Welcome to Love of Place. Most of my work celebrates our connection to the natural world.

Most recently, my Knocking on Heaven's Door is the winner in the category of science fiction in the 2016 New Mexico/Arizona Book Awards and in the category of fiction in the 2016 Arizona Authors Association Awards. A number of reviewers have been enthusiastic, including the website Geeks of Doom, which makes me smile. Not many people know me as a geek of doom! But I am happy to embrace the complexity of my personality.

I'm also so pleased that Diary of a Citizen Scientist: Chasing Tiger Beetles and Other New Ways of Engaging the World has been awarded the 2016 John Burroughs Medal for Distinguished Nature Writing, as well as the 2014 WILLA Award for Creative Nonfiction from Women Writing the West.

My historical fantasy Teresa of the New World won the 2015 Arizona Authors Association Award for best Children's Literature and was a finalist for the New Mexico/Arizona Book Award for Children's Literature, the WILLA Award for Children's Literature, and the May Sarton Award for Children's Literature.

These are nice landmarks in a writer's life. I would be writing regardless--but, still, whew. It's good to have some encouragement.

Feel free to contact me at http://www.sharmanaptrussell.com or through my author Facebook page, Sharman Apt Russell.

Monday, May 11, 2009

Introduction to Standing in the Light: My Life as a Pantheist

In the second century A.D. the Roman Emperor Marcus Aurelius may have best defined pantheism when he wrote, “Everything is interwoven, and the web is holy.” My account uses many more words and covers a year in my life, roughly November, 2005 to November, 2006. It barrels through the history of pantheistic thought in the West, from the Greek philosophers of the sixth century B.C.E. to the internet sites 2500 years later.
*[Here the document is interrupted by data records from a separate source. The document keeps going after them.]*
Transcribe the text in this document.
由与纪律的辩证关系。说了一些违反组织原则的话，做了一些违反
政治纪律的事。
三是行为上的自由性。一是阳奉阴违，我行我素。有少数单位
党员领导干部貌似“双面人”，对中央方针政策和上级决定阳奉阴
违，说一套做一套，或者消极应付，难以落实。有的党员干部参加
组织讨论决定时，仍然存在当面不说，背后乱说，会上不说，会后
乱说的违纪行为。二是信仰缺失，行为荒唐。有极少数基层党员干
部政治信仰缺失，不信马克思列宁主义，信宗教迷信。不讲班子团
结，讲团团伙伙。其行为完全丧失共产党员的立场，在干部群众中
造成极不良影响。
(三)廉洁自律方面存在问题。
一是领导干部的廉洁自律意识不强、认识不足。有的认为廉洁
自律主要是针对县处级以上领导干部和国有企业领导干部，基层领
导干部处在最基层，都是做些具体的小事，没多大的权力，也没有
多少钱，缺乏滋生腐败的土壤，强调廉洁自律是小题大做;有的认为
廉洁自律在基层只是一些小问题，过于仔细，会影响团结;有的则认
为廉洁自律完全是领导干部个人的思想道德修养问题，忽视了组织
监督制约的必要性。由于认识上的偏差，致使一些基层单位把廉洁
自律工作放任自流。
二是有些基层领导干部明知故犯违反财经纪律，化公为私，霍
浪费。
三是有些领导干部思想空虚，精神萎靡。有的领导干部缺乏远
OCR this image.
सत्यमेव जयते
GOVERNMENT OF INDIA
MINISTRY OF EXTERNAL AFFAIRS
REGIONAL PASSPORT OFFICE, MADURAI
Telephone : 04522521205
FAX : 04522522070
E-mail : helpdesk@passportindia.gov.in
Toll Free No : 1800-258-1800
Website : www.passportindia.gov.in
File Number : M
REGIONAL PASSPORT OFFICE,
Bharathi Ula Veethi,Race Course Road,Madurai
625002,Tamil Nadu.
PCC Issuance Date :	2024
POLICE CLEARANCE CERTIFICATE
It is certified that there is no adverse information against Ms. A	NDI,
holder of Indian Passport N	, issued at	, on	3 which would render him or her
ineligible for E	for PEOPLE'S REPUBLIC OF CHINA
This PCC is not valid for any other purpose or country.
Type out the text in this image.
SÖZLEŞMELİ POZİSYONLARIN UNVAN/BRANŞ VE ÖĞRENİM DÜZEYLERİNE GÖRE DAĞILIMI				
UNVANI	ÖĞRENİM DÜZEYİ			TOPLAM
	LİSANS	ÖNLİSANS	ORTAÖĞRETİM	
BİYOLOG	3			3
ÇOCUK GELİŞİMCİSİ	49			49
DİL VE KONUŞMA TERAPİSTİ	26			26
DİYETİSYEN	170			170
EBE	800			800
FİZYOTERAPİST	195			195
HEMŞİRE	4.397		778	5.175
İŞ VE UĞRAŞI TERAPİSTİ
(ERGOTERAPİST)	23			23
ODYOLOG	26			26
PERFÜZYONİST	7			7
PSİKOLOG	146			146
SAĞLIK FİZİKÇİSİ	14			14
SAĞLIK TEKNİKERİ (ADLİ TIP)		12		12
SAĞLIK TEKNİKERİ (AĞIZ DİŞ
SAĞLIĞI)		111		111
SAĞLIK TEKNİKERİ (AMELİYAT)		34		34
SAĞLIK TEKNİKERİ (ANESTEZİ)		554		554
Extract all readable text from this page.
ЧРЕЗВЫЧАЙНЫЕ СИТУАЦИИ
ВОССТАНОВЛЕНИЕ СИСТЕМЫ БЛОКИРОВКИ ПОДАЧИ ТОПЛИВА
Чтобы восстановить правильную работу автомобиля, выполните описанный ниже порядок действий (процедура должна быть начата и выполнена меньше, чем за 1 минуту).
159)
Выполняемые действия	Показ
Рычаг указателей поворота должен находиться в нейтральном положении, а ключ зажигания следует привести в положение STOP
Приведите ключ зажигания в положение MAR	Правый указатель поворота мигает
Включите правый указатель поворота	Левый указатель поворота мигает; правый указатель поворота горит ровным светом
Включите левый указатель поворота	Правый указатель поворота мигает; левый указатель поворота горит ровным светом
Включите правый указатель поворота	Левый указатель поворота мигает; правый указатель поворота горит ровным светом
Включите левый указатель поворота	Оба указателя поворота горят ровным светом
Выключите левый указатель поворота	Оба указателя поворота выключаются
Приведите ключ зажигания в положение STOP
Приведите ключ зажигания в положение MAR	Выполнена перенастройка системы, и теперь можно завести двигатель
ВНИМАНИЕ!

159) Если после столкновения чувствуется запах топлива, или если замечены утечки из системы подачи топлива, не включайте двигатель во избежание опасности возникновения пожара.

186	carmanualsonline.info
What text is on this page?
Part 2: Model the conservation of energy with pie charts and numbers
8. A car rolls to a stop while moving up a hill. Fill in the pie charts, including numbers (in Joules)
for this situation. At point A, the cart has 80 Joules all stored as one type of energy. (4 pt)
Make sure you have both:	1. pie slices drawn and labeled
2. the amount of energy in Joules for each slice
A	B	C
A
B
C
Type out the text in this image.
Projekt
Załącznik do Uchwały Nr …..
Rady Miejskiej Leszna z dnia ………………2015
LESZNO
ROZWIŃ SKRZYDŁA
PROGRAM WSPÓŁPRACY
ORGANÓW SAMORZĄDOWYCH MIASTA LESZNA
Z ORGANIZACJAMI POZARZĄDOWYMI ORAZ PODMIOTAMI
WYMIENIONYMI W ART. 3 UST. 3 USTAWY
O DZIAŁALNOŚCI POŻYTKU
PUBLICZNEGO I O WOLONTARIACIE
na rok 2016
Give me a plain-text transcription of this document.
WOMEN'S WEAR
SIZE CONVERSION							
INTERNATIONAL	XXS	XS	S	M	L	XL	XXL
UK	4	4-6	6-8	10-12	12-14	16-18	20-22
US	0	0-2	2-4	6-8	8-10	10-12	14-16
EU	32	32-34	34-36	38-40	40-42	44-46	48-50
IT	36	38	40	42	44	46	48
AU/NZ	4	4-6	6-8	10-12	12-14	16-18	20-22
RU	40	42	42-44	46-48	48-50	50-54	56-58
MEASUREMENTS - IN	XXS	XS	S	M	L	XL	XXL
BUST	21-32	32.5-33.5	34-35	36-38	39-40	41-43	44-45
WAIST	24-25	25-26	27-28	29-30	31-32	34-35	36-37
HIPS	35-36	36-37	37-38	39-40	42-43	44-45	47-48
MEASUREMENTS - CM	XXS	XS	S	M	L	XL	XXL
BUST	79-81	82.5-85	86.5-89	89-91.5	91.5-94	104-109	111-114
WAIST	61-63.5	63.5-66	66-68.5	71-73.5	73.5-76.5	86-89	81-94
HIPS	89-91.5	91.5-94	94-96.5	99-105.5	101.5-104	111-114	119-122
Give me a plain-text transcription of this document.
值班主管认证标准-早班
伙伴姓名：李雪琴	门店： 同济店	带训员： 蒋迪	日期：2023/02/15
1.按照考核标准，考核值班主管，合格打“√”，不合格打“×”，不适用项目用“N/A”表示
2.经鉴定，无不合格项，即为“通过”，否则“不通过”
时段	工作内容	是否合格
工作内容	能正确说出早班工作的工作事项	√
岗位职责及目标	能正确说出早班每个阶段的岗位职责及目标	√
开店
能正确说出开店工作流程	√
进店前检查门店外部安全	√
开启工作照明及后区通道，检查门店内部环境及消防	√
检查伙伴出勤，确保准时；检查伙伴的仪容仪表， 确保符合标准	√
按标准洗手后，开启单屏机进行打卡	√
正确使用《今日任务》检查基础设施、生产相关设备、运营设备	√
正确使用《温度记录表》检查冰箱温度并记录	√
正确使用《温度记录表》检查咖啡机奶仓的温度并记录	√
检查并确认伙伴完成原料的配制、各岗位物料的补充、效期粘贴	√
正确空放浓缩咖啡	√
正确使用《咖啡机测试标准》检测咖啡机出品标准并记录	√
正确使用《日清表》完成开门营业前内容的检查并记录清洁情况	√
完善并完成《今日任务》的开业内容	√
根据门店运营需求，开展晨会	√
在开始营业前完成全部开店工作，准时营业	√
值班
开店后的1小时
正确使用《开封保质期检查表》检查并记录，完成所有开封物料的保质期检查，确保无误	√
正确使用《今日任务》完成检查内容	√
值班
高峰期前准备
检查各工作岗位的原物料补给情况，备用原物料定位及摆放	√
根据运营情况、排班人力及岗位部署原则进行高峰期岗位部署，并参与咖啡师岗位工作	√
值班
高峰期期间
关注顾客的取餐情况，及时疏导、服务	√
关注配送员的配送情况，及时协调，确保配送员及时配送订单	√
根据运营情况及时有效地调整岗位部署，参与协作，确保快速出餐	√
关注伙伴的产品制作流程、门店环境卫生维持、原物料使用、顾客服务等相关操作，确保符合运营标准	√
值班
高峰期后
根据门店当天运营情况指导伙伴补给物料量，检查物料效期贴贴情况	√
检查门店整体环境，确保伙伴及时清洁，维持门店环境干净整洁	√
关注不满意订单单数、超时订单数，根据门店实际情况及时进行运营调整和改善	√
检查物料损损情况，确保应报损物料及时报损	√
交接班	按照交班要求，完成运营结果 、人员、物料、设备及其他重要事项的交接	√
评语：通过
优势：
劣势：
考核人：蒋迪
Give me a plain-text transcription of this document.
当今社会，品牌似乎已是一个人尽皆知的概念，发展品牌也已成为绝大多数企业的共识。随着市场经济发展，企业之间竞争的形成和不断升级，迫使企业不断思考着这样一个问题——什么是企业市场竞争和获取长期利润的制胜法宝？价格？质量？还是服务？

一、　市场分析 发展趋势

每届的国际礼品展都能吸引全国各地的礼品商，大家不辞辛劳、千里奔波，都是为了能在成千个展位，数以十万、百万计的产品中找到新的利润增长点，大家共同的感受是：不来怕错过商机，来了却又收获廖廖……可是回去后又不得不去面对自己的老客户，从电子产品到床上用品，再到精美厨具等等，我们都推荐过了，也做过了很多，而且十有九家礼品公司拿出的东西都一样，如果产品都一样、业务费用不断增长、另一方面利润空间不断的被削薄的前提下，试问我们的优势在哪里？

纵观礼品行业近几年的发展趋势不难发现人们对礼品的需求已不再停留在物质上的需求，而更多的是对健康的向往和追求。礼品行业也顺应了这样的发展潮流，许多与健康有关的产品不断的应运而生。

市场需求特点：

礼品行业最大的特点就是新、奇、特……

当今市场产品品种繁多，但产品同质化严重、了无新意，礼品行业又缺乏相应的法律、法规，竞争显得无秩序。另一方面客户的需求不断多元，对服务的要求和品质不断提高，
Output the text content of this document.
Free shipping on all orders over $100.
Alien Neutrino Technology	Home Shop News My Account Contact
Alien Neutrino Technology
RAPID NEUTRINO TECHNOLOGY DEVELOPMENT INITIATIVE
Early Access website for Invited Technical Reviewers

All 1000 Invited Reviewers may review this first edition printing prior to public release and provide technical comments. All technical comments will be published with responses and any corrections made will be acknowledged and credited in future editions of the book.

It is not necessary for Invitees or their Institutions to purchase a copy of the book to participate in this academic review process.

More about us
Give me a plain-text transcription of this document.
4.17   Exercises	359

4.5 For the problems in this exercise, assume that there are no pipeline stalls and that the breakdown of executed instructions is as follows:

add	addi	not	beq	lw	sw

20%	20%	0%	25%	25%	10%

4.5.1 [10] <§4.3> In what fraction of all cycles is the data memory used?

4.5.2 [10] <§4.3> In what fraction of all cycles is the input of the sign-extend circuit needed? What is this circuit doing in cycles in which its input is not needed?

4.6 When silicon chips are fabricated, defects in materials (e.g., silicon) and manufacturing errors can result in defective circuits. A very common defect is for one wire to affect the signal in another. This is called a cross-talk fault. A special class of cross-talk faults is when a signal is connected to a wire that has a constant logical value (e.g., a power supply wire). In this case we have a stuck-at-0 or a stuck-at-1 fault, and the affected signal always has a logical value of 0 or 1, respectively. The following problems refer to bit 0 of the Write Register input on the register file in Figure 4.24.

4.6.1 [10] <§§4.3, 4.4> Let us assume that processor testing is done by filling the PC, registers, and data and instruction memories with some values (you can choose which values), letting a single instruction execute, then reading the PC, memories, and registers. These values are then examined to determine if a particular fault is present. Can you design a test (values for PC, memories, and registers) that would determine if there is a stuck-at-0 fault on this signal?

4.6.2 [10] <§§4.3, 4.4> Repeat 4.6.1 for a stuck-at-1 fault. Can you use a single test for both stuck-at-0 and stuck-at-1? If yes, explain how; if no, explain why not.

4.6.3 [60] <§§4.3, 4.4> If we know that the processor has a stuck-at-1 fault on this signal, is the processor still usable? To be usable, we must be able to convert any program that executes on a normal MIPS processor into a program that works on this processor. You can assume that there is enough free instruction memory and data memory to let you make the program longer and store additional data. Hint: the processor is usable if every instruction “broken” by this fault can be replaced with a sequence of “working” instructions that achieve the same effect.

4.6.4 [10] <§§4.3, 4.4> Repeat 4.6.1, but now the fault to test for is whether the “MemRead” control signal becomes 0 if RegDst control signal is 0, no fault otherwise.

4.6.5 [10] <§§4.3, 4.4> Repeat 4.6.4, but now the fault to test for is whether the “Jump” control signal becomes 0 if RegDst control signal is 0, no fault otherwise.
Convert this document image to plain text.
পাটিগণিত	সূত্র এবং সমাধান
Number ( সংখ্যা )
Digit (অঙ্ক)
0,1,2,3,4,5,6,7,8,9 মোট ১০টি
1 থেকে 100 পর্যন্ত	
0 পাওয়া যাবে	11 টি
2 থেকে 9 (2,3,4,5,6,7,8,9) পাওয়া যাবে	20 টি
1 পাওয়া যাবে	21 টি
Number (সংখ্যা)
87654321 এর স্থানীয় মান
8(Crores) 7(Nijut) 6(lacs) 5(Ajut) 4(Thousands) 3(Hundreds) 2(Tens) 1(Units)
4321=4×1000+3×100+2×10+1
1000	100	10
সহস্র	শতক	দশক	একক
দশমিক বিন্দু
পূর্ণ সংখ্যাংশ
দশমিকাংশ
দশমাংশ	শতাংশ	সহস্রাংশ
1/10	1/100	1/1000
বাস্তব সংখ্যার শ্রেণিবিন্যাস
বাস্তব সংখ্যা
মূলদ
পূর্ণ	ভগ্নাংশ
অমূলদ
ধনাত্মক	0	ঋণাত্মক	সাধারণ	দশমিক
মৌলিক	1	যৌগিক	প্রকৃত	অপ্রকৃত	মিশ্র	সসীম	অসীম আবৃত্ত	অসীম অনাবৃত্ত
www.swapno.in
This overview is personal, not definitive. I am in love with Marcus Aurelius. I ignore Plotinus. I admire Virginia Woolf, whom many would not consider a pantheist at all. As for Eastern philosophies, they come late in my story, in the 1960s and 70s after their texts had entered American mainstream and my local bookstore.

In this account, science is a good friend--although not perfect; friends are not perfect. Quakerism is central to my experience, and I am grateful to belong to a Quaker Meeting which allows for pantheism as one of its beliefs. My title Standing in the Light comes from the Quaker phrase “to stand in the Light,” a concept with many meanings, encompassing political beliefs as well as spiritual. In my case, it is very much related to the bright New Mexican sky. In my case, pantheism is a word whose back I ride like a man on a horse trying to get somewhere. Or maybe a word more like a house, a place of shelter when it is cold and rainy, a house with big windows and a gorgeous view.

1 comment:

Susan J Tweit said...

Sharman, Congratulations on the publication of the paperback edition of Standing in the Light! I trust that means that the hardcover edition has sold out or come close to it. Yippee!

BTW, University of Texas Press let me know last week that they've shipped almost three-quarters of the first printing of Walking Nature Home--in the first two months since publication. Yikes. Thanks for hosting me here and helping get the word out.